A Tuesday twofer: Victim-blaming and marriage-laming
Posted at 2:15 PM Feb 16, 2010
By Andrea Grimes
| http://www.rainn.org |
Being a feminist means being able to be both saddened and amused, often within moments of each other. If that hasn't happened to you yet today, please allow me to facilitate.
The saddening part: two studies out of the UK report that people generally--and women especially--are inclined toward victim-blaming in instances of both violence and rape. First, an Edinburgh university study of 11 and 12-year-olds:
They were asked to consider whether or not a man was justified in punching his partner when he found out she had had an affair. Nearly all of the children thought that the woman deserved to be hit. In another scenario, about 80% of the children said a man had cause to slap his partner because she did not have the dinner ready on time.
Researcher Nancy Lombard described the findings as "worrying" because the youngsters had naturalised and normalised violent behaviour. She said: "The children didn't agree with violence, but gave reasons to try to justify it if the woman had done something 'wrong'.
And then, from an online poll unfortunately (and terrifyingly?) called Wake Up To Rape:
Some 71 percent of the women who said they felt some rape victims should take responsibility said the victims were accountable for the crime if they'd gone to bed with the attacker. Only 57 percent of the men felt that way, according to the survey.
One in ten people reported that they weren't sure if they would report being raped to the police, while 2 percent said they would definitely not report it. The reasons for not reporting a rape were being too ashamed or embarrassed (55 percent), not wanting to have to go to court (38 percent), and wanting to forget it had happened (41 percent.)

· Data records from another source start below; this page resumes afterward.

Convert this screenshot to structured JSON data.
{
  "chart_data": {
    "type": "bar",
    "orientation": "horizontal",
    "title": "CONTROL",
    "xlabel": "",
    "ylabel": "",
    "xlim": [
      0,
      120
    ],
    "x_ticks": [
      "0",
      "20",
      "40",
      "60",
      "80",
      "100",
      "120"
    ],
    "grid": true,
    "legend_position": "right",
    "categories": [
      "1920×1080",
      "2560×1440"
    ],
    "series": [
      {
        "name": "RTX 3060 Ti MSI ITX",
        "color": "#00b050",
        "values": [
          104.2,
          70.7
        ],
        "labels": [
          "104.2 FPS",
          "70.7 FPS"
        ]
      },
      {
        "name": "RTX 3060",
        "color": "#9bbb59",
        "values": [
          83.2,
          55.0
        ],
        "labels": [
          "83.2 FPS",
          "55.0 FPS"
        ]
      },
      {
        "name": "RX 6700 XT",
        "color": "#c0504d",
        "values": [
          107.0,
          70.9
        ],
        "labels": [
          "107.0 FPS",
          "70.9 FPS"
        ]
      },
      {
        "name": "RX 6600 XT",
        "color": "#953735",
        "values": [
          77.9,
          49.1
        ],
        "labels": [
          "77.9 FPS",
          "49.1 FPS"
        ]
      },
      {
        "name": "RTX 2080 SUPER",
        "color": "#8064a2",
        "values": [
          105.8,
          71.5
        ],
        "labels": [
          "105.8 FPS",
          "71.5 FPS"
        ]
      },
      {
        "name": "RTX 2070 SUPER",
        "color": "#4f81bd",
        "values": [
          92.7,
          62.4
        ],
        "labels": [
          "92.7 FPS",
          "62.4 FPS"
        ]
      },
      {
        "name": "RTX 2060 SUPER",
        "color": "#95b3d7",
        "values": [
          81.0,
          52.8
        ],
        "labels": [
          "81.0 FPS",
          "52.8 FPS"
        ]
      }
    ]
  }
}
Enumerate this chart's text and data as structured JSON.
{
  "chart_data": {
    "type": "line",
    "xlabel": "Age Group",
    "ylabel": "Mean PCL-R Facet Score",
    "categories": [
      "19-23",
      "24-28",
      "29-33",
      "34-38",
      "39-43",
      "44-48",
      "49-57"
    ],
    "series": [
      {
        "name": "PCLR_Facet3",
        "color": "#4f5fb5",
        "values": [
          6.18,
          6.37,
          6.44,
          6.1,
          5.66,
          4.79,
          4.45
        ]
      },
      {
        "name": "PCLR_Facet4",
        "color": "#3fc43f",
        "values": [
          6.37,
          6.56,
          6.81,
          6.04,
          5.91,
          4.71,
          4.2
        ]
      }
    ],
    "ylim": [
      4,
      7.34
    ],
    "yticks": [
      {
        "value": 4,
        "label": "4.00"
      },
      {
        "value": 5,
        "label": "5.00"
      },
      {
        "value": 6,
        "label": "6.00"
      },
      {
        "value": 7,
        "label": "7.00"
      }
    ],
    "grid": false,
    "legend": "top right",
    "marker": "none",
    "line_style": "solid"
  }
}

I certainly think there's something involving safety, or self-preservation, in the victim-blaming. If only "those" women, or "slutty" women, or "stupid" women get raped (or hit), women can believe that rape and violence will not happen to them, because they are not stupid or slutty. But chances are, one in six American women will be raped in their lifetimes. That's someone you know. That's someone you love. That's, maybe, you. Rape happens, and it happens an awful lot--and it doesn't matter who it happens to, or what that person was wearing, or who that person went home with or how much she had to drink. Absolutely no one deserves to be raped, and no one causes her own rape. End. Of. Story.
... and on the amusing note ... remember when I told you there would be something amusing? Well, here it is. Courtesy of The Onion:
New Law Would Ban Marriages Between People Who Don't Love Each Other


Comments
I'm supportive of survivors who don't wish to report to the police (not because they should be ashamed; mainly because the criminal justice system has little to offer to victims of sexual assault other than revictimization).
That said. . .this is a very sad post indeed.